Note, it is best practice to uniquely tag your Docker images with something other than :latest. This allows you to track which Docker images were used to process which data, and will help you as you update your pipelines. You can also utilize the --push-images flag on update-pipeline to help you tag your images as they are updated. See the updating pipelines docs for more information.

3. Creating a Pipeline

Now that you’ve got your code and image built, the final step is to tell Pachyderm to run the code in your image on certain input data. To do this, you need to supply Pachyderm with a JSON pipeline specification. There are four main components to a pipeline specification: name, transform, parallelism and input. Detailed explanations of the specification parameters and how they work can be found in the pipeline specification docs.

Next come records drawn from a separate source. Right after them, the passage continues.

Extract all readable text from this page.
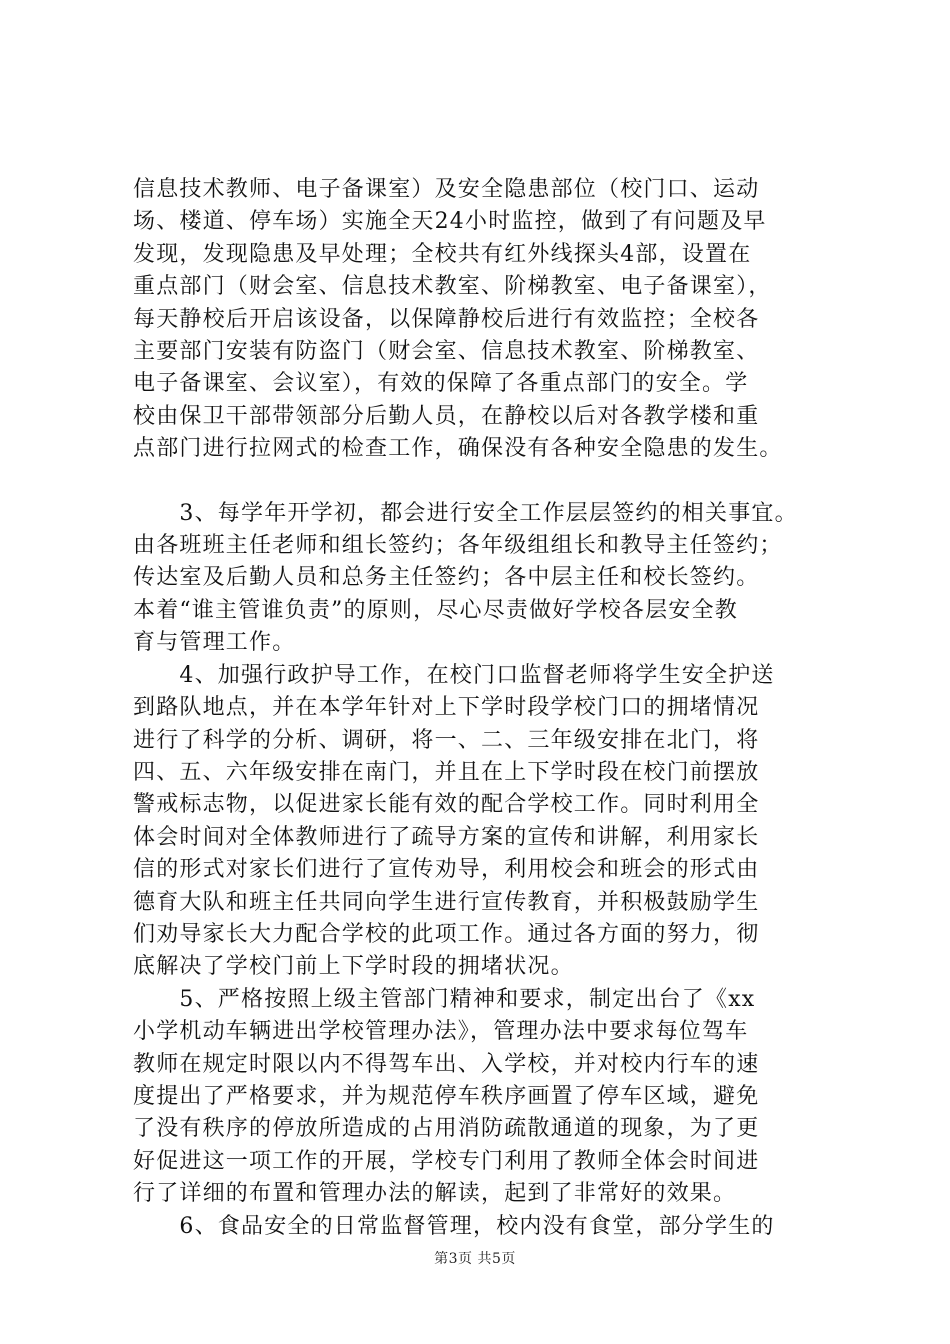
信息技术教师、电子备课室）及安全隐患部位（校门口、运动
场、楼道、停车场）实施全天24小时监控，做到了有问题及早
发现，发现隐患及早处理；全校共有红外线探头4部，设置在
重点部门（财会室、信息技术教室、阶梯教室、电子备课室），
每天静校后开启该设备，以保障静校后进行有效监控；全校各
主要部门安装有防盗门（财会室、信息技术教室、阶梯教室、
电子备课室、会议室），有效的保障了各重点部门的安全。学
校由保卫干部带领部分后勤人员，在静校以后对各教学楼和重
点部门进行拉网式的检查工作，确保没有各种安全隐患的发生。

　　3、每学年开学初，都会进行安全工作层层签约的相关事宜。
由各班班主任老师和组长签约；各年级组组长和教导主任签约；
传达室及后勤人员和总务主任签约；各中层主任和校长签约。
本着“谁主管谁负责”的原则，尽心尽责做好学校各层安全教
育与管理工作。

　　4、加强行政护导工作，在校门口监督老师将学生安全护送
到路队地点，并在本学年针对上下学时段学校门口的拥堵情况
进行了科学的分析、调研，将一、二、三年级安排在北门，将
四、五、六年级安排在南门，并且在上下学时段在校门前摆放
警戒标志物，以促进家长能有效的配合学校工作。同时利用全
体会时间对全体教师进行了疏导方案的宣传和讲解，利用家长
信的形式对家长们进行了宣传劝导，利用校会和班会的形式由
德育大队和班主任共同向学生进行宣传教育，并积极鼓励学生
们劝导家长大力配合学校的此项工作。通过各方面的努力，彻
底解决了学校门前上下学时段的拥堵状况。

　　5、严格按照上级主管部门精神和要求，制定出台了《xx
小学机动车辆进出学校管理办法》，管理办法中要求每位驾车
教师在规定时限以内不得驾车出、入学校，并对校内行车的速
度提出了严格要求，并为规范停车秩序画置了停车区域，避免
了没有秩序的停放所造成的占用消防疏散通道的现象，为了更
好促进这一项工作的开展，学校专门利用了教师全体会时间进
行了详细的布置和管理办法的解读，起到了非常好的效果。

　　6、食品安全的日常监督管理，校内没有食堂，部分学生的

第3页 共5页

Here’s an example pipeline spec:

{
  "pipeline": {
    "name": "wordcount"
  },
  "transform": {
    "image": "wordcount-image",
    "cmd": ["/binary", "/pfs/data", "/pfs/out"]
  },
  "input": {
      "atom": {
        "repo": "data",
        "glob": "/*"
      }
  }
}

After you create the JSON pipeline spec (and save it, e.g., as your_pipeline.json), you can create the pipeline in Pachyderm using pachctl:

$ pachctl create-pipeline -f your_pipeline.json

(-f can also take a URL if your JSON manifest is hosted on GitHub or elsewhere. Keeping pipeline specifications under version control is a great idea so you can track changes and seamlessly view or deploy older pipelines if needed.)

Creating a pipeline tells Pachyderm to run the cmd (i.e., your code) in your image on the data in every finished commit on the input repo(s) as well as all future commits to the input repo(s). You can think of this pipeline as being “subscribed” to any new commits that are made on any of its input repos. It will automatically process the new data as it comes in.

Note - In Pachyderm 1.4+, as soon as you create your pipeline, Pachyderm will launch worker pods on Kubernetes, such that they are ready to process any data committed to their input repos.